Synaptic vesicles (SVs) fuse at a specialized membrane domain called the active zone (AZ), covered by a conserved cytomatrix. How exactly cytomatrix components intersect with SV release remains insufficiently understood. We showed previously that loss of the Drosophila melanogaster ELKS family protein Bruchpilot (BRP) eliminates the cytomatrix (T bar) and declusters Ca(2+) channels. In this paper, we explored additional functions of the cytomatrix, starting with the biochemical identification of two BRP isoforms. Both isoforms alternated in a circular array and were important for proper T-bar formation. Basal transmission was decreased in isoform-specific mutants, which we attributed to a reduction in the size of the readily releasable pool (RRP) of SVs. We also found a corresponding reduction in the number of SVs docked close to the remaining cytomatrix. We propose that the macromolecular architecture created by the alternating pattern of the BRP isoforms determines the number of Ca(2+) channel-coupled SV release slots available per AZ and thereby sets the size of the RRP.

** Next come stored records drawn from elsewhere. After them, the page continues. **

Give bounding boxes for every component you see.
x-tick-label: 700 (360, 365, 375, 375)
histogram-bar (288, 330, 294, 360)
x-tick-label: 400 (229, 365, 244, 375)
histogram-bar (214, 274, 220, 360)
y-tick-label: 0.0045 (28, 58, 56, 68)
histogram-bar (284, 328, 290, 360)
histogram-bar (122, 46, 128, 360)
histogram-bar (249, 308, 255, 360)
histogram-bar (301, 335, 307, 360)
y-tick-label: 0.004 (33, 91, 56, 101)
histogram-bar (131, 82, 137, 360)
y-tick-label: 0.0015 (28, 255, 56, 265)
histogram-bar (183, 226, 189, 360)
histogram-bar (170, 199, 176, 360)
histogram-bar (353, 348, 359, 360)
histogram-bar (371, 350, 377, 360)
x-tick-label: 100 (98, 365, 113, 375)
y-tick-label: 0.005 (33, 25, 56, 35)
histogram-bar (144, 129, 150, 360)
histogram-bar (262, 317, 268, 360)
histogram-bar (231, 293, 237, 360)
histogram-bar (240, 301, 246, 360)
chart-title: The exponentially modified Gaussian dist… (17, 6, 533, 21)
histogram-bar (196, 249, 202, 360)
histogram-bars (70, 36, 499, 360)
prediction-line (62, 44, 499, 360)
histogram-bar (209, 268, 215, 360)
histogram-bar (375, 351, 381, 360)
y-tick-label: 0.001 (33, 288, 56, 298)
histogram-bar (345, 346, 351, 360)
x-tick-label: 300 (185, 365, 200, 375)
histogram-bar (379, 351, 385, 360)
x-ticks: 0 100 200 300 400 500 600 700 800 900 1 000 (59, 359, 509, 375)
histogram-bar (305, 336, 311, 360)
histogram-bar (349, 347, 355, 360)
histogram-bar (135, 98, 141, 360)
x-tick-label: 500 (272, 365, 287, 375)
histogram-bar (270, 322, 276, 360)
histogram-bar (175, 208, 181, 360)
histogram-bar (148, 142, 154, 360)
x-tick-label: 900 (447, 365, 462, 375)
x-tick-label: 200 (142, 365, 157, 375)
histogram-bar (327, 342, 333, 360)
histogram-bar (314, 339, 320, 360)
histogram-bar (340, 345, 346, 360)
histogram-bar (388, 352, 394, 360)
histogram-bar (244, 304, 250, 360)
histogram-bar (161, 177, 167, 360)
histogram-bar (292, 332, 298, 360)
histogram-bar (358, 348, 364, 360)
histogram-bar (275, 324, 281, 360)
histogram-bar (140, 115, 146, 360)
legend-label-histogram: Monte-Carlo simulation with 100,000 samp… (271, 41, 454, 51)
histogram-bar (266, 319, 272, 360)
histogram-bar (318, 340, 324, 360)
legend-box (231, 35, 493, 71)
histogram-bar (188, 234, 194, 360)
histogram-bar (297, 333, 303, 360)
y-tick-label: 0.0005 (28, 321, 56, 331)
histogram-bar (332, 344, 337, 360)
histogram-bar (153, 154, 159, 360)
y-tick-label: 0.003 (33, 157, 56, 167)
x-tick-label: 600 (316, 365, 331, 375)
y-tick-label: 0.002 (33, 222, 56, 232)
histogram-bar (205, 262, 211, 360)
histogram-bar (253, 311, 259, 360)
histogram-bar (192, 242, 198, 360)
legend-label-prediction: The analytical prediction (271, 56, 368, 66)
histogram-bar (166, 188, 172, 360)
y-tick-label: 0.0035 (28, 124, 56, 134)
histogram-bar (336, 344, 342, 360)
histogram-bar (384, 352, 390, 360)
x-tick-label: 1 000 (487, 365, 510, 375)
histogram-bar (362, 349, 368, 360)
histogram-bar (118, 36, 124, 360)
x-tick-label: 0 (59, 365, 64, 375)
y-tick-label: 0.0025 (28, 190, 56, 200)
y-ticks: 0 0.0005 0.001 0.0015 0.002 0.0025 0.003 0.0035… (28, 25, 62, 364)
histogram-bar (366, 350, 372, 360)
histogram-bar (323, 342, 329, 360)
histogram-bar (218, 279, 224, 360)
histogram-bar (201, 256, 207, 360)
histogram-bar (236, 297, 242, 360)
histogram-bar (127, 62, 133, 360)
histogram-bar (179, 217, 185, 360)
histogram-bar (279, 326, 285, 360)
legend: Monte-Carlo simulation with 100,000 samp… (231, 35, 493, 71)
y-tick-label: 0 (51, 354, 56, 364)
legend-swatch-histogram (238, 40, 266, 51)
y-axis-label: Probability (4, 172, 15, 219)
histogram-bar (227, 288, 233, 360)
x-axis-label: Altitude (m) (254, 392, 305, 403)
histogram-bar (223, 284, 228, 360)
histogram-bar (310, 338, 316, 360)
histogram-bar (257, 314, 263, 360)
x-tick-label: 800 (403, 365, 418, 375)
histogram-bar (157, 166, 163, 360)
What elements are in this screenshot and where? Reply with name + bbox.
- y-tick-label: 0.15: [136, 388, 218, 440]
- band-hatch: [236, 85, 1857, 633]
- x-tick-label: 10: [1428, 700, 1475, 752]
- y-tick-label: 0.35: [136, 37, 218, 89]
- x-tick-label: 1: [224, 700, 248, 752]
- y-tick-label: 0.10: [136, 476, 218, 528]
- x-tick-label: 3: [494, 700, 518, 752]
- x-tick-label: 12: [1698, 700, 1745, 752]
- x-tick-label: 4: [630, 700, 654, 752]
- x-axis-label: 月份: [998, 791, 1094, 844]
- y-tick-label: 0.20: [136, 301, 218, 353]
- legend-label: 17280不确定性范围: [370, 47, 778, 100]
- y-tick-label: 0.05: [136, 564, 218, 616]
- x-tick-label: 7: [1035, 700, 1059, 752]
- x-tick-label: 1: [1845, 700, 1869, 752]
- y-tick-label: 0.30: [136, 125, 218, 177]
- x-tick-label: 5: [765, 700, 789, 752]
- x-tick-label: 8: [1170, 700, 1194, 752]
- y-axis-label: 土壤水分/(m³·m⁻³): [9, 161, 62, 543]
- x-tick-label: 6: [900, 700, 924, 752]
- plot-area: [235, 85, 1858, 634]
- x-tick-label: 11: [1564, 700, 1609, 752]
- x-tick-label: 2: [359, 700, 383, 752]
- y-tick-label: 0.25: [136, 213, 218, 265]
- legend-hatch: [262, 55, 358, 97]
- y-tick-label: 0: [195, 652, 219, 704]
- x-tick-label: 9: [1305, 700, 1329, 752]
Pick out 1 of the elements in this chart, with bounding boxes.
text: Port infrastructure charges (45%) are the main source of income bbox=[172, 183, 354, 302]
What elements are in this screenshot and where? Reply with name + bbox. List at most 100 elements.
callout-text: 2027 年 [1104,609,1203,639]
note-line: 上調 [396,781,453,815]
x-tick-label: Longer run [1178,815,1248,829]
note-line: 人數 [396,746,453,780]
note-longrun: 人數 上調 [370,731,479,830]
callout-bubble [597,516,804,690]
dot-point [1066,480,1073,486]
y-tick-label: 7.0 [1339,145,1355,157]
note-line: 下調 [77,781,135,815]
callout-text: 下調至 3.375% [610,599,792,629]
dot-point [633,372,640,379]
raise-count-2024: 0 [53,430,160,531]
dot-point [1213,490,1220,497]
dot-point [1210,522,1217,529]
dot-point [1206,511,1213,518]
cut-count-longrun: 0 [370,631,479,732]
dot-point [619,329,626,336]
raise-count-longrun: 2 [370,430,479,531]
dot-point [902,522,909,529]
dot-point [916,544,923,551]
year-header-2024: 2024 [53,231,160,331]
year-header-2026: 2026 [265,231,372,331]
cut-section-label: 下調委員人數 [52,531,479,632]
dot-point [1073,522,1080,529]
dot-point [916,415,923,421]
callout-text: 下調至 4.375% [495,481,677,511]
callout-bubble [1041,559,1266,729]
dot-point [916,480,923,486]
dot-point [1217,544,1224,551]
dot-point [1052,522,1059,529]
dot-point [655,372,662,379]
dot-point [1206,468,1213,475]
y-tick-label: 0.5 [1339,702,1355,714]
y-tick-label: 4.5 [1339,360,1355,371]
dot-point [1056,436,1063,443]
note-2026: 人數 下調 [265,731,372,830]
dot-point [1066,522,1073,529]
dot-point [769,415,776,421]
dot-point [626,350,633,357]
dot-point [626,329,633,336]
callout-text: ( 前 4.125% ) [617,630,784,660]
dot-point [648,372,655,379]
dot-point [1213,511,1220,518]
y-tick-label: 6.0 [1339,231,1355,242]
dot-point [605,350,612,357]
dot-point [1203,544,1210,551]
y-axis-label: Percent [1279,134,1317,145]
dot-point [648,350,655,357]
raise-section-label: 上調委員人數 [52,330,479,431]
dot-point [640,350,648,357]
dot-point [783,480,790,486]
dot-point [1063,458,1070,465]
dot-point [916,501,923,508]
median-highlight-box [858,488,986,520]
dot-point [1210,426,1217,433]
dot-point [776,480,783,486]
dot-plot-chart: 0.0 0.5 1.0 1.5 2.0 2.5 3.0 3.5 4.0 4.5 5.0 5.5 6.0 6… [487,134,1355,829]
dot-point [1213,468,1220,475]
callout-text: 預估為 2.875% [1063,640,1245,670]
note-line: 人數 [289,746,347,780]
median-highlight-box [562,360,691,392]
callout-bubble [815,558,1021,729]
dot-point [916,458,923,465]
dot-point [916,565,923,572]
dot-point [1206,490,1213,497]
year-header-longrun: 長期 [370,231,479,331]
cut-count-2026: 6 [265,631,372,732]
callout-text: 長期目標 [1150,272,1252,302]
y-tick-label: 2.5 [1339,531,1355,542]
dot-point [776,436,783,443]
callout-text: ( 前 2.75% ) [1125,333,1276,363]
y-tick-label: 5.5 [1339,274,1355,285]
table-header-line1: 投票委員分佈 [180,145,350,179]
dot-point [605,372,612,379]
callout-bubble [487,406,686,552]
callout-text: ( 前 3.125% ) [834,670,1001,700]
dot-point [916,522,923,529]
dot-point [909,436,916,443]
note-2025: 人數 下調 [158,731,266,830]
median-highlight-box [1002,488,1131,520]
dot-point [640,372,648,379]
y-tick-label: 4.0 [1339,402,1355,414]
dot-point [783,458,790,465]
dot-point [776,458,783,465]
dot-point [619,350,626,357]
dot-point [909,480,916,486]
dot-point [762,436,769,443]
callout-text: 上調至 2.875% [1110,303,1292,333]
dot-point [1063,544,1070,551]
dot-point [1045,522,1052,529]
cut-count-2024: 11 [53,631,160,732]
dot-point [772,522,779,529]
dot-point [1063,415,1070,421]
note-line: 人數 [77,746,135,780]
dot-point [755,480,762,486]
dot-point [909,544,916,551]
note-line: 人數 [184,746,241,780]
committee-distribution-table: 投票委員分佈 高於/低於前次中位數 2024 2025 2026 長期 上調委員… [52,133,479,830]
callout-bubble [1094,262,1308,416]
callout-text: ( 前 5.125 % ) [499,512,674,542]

突触小泡 (SVs) 在称为活性区 (AZ) 的特化膜域融合,该区域被保守的细胞基质覆盖。细胞基质成分如何与 SV 释放精确交叉仍然了解不足。我们之前曾表明,果蝇的 ELKS 家族蛋白 Bruchpilot (BRP) 的缺失会消除细胞基质 (T -bar) 并使 Ca(2+) 通道解簇。在本文中,我们从 BRP 两种同工型的生化鉴定开始,探索了细胞基质的其他功能。两种同工型交替排列在一个圆形阵列中,对于正确的 T 形形成很重要。在同工型特异性突变体中基础传递减少,我们将其归因于可释放 SV 池 (RRP) 的大小减小。我们还发现靠近剩余细胞基质的 SV 停靠数量相应减少。我们提出,BRP 同工型交替模式所创建的大分子结构决定了每个 AZ 中 Ca(2+) 通道偶联的 SV 释放槽的数量,从而确定了 RRP 的大小。